For instance, room attendants typically represent the largest labor spend and are instrumental in providing guest satisfaction. Through observation, we have seen that in a typical day, a room attendant can experience 25-50% of lost time. One simple example of lost time we regularly observe is making repeated trips between the cart and the supply room. Often this occurs due to lack of linen availability, linen quality issues and availability of supplies. Another contributor to lost time we see is the lack of a consistent sequence while cleaning a guest room. Not only do these situations inflate the time it takes to clean a room, they also introduce performance barriers for the team.

When barriers to performance remain, so does the inherent lost time required within the standard.  Once identified, it’s easy to see how this results in additional cost and a greater risk for decreased guest satisfaction as rooms are not turned as quickly or supplied adequately. 

Lack of Scientific Rigor

Labor standards are often developed based on historical performance, and in some cases,  outdated standards are applied even after the process itself has been redesigned and improved.  In the room attendant example, embedded lost time occurs when standard creation fails to account for the actual time required to complete value added cleaning activities. Such activities are influenced by room type, guest mix, cleaning sequence, and the workload disparity between stayovers and checkouts.
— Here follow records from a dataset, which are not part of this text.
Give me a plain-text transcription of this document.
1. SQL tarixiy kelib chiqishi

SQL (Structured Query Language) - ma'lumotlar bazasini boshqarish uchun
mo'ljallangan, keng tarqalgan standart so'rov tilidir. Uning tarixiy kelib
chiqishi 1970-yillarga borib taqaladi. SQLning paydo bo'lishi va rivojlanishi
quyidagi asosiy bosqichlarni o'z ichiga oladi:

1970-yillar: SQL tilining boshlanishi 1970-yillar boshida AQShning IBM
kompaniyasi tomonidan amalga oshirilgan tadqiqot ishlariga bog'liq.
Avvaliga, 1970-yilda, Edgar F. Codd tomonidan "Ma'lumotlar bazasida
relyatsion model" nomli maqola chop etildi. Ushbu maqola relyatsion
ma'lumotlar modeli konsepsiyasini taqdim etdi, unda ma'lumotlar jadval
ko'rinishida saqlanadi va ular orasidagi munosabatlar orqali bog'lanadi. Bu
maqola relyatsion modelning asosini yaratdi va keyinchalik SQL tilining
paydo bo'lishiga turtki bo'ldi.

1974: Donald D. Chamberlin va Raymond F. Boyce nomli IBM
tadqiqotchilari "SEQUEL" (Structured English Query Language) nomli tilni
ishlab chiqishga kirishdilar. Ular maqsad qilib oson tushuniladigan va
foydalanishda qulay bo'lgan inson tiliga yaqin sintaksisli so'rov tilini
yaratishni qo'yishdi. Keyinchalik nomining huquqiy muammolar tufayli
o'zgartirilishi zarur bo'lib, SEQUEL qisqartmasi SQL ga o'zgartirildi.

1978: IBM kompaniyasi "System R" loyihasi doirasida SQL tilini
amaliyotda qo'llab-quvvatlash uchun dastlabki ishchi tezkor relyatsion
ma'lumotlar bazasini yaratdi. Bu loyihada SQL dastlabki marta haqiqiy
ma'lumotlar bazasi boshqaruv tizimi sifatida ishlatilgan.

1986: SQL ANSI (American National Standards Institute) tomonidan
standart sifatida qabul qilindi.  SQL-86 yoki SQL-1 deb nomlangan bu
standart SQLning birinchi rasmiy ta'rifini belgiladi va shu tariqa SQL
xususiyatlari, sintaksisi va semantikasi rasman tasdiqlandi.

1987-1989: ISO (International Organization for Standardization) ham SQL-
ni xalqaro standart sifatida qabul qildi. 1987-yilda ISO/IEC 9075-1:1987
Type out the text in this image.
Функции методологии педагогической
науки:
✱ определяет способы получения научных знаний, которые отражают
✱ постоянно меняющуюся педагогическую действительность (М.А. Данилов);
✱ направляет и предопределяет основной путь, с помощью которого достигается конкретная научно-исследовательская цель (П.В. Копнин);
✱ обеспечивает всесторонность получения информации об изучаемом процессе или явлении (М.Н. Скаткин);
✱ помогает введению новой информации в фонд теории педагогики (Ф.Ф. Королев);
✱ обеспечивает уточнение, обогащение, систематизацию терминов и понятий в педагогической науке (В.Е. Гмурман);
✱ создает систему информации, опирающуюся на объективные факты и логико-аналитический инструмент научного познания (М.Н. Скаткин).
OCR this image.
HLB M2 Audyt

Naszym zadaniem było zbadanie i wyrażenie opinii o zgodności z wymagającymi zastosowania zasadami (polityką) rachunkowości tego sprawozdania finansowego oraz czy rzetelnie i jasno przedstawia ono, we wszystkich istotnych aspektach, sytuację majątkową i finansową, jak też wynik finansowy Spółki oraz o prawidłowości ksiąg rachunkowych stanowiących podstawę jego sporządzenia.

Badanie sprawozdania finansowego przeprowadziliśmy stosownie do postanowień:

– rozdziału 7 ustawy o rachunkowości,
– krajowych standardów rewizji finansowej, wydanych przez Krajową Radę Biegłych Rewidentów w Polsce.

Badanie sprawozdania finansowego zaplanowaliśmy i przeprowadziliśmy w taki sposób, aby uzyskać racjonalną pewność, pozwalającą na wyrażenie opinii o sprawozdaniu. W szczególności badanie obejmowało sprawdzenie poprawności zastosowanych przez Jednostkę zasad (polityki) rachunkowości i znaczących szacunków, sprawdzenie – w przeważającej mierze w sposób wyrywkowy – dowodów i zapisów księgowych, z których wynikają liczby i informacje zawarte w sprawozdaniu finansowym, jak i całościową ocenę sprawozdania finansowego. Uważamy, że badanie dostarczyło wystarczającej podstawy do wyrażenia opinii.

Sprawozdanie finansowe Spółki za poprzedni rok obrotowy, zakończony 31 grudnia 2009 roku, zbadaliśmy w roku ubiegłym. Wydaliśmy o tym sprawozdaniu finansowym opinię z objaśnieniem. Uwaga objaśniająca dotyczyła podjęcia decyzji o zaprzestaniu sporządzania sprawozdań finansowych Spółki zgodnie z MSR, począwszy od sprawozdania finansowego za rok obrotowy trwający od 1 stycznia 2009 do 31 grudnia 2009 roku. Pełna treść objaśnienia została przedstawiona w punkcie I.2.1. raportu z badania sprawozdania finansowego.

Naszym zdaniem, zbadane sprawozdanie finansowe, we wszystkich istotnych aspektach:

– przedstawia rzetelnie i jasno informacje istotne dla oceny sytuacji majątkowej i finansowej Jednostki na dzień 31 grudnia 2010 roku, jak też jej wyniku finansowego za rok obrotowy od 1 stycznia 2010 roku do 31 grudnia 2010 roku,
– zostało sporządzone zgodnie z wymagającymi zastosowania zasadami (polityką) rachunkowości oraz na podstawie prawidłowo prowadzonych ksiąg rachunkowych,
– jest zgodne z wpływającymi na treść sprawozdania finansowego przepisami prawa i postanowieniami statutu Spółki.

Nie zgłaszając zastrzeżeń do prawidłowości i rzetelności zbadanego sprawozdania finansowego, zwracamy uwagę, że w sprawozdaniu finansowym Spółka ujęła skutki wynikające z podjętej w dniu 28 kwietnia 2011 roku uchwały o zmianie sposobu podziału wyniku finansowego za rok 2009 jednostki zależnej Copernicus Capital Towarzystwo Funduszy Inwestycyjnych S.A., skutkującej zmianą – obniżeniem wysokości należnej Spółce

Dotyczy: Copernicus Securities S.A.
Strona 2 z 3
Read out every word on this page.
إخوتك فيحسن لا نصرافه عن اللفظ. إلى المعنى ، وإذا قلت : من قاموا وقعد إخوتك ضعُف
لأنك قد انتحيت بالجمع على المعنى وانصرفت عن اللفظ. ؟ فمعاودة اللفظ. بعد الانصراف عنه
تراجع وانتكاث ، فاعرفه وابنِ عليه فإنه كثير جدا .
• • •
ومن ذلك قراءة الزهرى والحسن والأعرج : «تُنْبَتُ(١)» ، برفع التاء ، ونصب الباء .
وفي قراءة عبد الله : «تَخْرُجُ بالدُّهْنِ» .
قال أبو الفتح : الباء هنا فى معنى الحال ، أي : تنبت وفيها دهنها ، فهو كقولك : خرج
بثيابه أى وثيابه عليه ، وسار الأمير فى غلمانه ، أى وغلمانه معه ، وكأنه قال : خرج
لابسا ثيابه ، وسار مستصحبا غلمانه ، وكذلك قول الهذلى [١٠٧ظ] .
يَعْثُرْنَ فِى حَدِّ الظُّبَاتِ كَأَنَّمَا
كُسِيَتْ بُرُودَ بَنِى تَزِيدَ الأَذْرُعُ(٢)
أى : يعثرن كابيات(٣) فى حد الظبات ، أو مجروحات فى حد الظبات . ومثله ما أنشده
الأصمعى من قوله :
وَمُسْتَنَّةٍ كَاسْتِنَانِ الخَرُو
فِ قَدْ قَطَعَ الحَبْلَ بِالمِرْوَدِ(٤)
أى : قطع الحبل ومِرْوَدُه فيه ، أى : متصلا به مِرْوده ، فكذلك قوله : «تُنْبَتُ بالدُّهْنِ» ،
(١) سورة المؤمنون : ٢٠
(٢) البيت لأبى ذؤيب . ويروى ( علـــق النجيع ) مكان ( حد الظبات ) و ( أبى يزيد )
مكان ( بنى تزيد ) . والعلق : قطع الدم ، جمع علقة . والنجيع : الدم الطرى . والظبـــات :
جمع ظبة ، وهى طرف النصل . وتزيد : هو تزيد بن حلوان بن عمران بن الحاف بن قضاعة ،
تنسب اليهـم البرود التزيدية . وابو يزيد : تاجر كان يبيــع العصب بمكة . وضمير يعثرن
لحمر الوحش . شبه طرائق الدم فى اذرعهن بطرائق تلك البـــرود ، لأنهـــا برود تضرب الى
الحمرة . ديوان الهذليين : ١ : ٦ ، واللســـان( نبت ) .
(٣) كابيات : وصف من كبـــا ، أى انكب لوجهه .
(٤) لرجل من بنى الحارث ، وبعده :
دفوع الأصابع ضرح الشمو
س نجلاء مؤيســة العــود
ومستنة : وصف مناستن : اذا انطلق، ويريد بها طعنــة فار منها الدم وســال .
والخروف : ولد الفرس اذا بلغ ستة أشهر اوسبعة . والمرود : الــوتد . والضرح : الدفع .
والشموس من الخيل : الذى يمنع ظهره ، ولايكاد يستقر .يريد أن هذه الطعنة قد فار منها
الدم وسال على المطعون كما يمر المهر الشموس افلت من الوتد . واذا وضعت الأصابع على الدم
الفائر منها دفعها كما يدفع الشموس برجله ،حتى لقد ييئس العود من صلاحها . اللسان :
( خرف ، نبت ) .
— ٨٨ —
Depending on the mix of work, this inaccuracy can either contribute to planning less than a full shift of work, or conversely, set the team member up to require overtime to finish their assignments. The end result is not only in the form of excess cost, but also rooms not ready when needed, and team member frustration.

It is worth noting that the objective of creating a standard is not to achieve 100% productivity. The aim is to create an acceptable time in which to complete activities, with a buffer for variance that is likely to occur.

Removing barriers that create lost time in conjunction with a firm understanding of the time required to complete value added activities will improve the accuracy of standards, align budgets, and improve hotel profitability.